Fremd im eigenen Land
„Der Staat gegen Fritz Bauer“ von Lars Kraume

Die Heimatlosen / Fritz Bauer (AT)Regie: Lars KraumeKamera: Je

 

 

 

 

 

 

 

„Wenn ich mein Dienstzimmer verlasse, betrete ich feindliches Ausland“, hat der jüdische Jurist Fritz Bauer einmal gesagt. Er hat diesen Satz nicht in den späten 20er oder frühen 30er Jahren ausgesprochen, nachdem er zum jüngsten Amtsrichter im Deutschen Reich aufgestiegen war. Er hat ihn in der Nachkriegszeit gesagt. Als 1949 zurückgekehrter deutscher Jude war er vielen Kollegen ein Dorn im Auge. Die hatten nicht nur etwas gegen ‚den Juden‘, sie hatten auch wenig Interesse daran, dass Nazis zur Rechenschaft gezogen werden, hatten viele von ihnen doch selber Karriere im Nationalsozialismus gemacht.

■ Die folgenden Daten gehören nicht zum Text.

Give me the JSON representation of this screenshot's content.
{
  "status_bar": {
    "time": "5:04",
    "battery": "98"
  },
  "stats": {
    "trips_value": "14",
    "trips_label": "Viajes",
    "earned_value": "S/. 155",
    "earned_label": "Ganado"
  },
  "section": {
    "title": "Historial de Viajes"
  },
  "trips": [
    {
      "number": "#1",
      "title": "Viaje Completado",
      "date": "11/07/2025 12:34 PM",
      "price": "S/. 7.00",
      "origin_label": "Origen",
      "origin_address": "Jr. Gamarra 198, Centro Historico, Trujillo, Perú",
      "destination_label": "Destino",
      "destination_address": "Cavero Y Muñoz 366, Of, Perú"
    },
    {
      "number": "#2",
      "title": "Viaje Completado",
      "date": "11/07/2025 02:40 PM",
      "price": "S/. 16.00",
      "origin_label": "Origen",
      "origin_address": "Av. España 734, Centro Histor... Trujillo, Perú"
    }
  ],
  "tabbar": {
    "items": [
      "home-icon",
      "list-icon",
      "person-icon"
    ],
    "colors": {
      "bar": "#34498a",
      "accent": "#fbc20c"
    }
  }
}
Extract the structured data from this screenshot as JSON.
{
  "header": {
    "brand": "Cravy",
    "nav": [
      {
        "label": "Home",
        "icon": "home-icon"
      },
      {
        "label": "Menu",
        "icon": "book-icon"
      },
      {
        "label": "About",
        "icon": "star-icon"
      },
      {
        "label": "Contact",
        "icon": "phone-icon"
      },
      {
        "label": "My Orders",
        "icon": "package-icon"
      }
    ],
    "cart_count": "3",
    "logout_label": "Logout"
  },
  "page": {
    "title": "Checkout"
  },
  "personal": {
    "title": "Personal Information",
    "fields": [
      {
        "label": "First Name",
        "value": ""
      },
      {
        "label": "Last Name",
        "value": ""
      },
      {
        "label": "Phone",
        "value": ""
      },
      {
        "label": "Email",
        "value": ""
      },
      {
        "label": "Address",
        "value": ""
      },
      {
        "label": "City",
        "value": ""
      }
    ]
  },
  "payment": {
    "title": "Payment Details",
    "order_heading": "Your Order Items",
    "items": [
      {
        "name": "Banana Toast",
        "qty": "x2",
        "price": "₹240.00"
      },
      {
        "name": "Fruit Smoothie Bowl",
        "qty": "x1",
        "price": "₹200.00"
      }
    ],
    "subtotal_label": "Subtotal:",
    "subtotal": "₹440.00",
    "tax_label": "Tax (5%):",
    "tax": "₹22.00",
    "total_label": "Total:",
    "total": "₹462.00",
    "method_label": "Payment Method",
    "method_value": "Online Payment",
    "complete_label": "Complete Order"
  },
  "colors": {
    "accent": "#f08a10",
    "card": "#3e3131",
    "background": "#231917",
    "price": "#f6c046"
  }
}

Die Kontinuität der Machtverhältnisse in der Nachkriegszeit reflektiert bereits der Titel von Lars Kraumes Spielfilm. Man kann sich heute nur schwer vorstellen, dass vor dem Beginn der Studentenbewegung Mitte der 60er Jahre der Nationalsozialismus an allen entscheidenden Positionen in Politik und Wirtschaft weiterwirkte. Und das in der Regel mit dem Segen deutscher Demokraten und auch der Besatzungsmächte. Denn längst war ein anderer Feind im Osten Europas viel wichtiger geworden als moralische Fragen zur Vergangenheit deutscher Amtsträger. Diese gespenstische, unausgesprochene Vereinbarung, die auch Bauers berühmtes Zitat spiegelt, vermittelt der Film sehr eindringlich. Lars Kraumes Film durchweht durchgehend eine bedrückende Stimmung: Mit entsättigten Bildern und einer dialoglastigen Handlungsebene konzentriert sich der Film auf den Diskurs, den Bauer im fröhlich-verdrängenden Deutschland – Heimatfilm und Schlager erfüllten ihre Aufgabe vorzüglich – anstoßen wollte. Der im letzten Jahr entstandene Film „Im Labyrinth des Schweigens“ (Deutschlands Beitrag für denn Auslands-Oscar) von Giulio Ricciarelli über das Zustandekommens der Auschwitz-Prozesse spielte den Kontrast zwischen fröhlichem Wirtschaftswunder und historischer Wunde noch viel publikumswirksamer aus als Kraume. In Ricciarellis Film ist Fritz Bauer auch nur eine Nebenfigur, die Hauptrolle spielt ein junger Anwalt. Lars Kraume räumt Bauer hingegen die Hauptrolle des aufrechten Helden ein, die ihm historisch zusteht und weswegen schon Christian Petzold seinen letzten Film „Phoenix“ über das kollektive Trauma im Nachkriegsdeutschland dem standhaften Juristen gewidmet hatte.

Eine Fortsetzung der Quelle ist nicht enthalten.